Now Chancellor is changing its name to "AMFM", to match
its NASDAQ ticker symbol -- which might make more sense if it
weren't for those rumors that the company is about to move its
stock to the New York Stock Exchange, where it will be known
as simply "AFM".
- From CANADA this week comes word of a new owner for Ottawa's
CJMJ (100.3) and CFGO (1200). Rawlco, which sold its Calgary
stations to Rogers earlier in the week, will spin the outlets
in the nation's capital to the CHUM group, which already owns
CFRA (580), CKKL (93.9), and CHRO (Channel 43/Channel 5 Pembroke)
in the market. CJMJ's soft AC "Majic 100" is the market's
ratings leader, and CFGO's new sports format makes a nice complement
to CFRA's news-talk dominance.
New England Radio Watcher, May 26, 1994
-
- After an admittedly poorly-concealed courtship, American
Radio Systems (WRKO-680/WHDH-850/WBMX-98.5 Boston) has agreed
to buy WCGY-93.7/WCCM-800 Lawrence MA from Curt Gowdy for a reported
$12+ million. WCCM will have to be spun off to meet the two-AMs
to a market standard. ARS says it's looking for someone in the
Lawrence community. As for album-rocker CGY, which uses 50kw
from a 131 meter stick in Andover MA (20 miles N of Boston),
ARS is saying there won't be much in the way of format changes...

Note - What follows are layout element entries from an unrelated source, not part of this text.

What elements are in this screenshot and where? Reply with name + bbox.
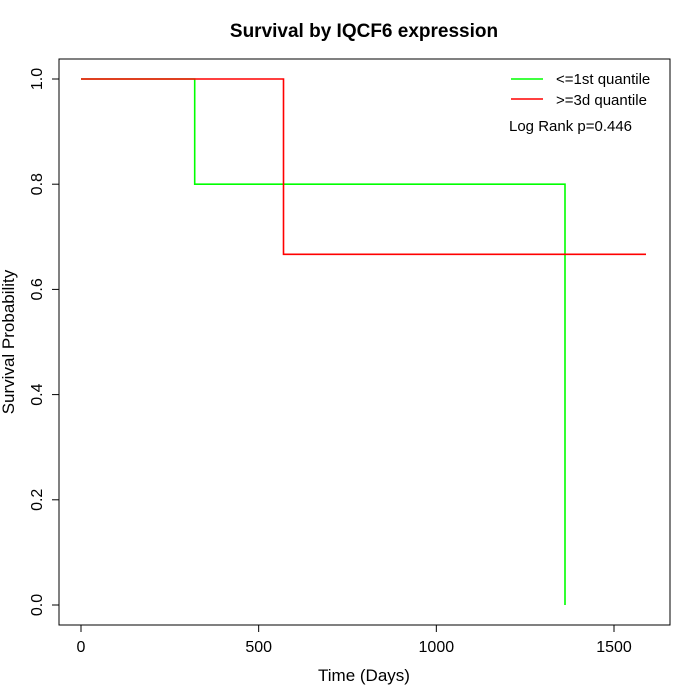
x-axis-label: Time (Days) <box>318 666 410 685</box>
plot-area-frame <box>58 58 671 626</box>
x-tick-label: 0 <box>77 639 86 656</box>
x-tick-label: 1500 <box>596 639 632 656</box>
y-tick-label: 0.0 <box>29 594 46 616</box>
series-line-0 <box>81 78 566 605</box>
x-tick-label: 1000 <box>419 639 455 656</box>
series-line-1 <box>81 78 646 256</box>
y-tick-label: 0.2 <box>29 489 46 511</box>
x-tick-label: 500 <box>245 639 272 656</box>
y-tick-label: 1.0 <box>29 68 46 90</box>
y-tick-label: 0.4 <box>29 383 46 405</box>
y-axis-label: Survival Probability <box>0 269 18 414</box>
legend-label-low: <=1st quantile <box>556 71 650 88</box>
y-tick-label: 0.8 <box>29 173 46 195</box>
legend-label-high: >=3d quantile <box>556 92 647 109</box>
x-axis: 0 500 1000 1500 <box>77 624 632 656</box>
legend: <=1st quantile >=3d quantile Log Rank p=… <box>509 71 650 135</box>
y-axis: 0.0 0.2 0.4 0.6 0.8 1.0 <box>29 68 60 616</box>
chart-title: Survival by IQCF6 expression <box>230 21 498 42</box>
log-rank-annotation: Log Rank p=0.446 <box>509 118 632 135</box>
series-layer <box>81 78 646 605</box>
y-tick-label: 0.6 <box>29 278 46 300</box>
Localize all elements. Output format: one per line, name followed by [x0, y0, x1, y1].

at least until they see what Pyramid (WXKS-1430/107.9) does with
its now-finalized purchase of CHuRban WJMN-94.5. ARS is promising
technical improvements to pump more signal into downtown Boston
and the southern suburbs, where the CGY signal is shaky.
- The other sale in the works is WMFP-TV Lawrence/Boston, the
very independent Channel 62 that transmits from One Beacon Street
in Boston, putting almost no signal over its city of license.
Owner and former radio talk host Avi Nelson is selling out, in
every sense of the term, to Shop at Home network. No more "interactive"
video vaudeville...no more overflow for the NBC shows WBZ-TV
declines to carry...no more MSTV public-domain '30s movies.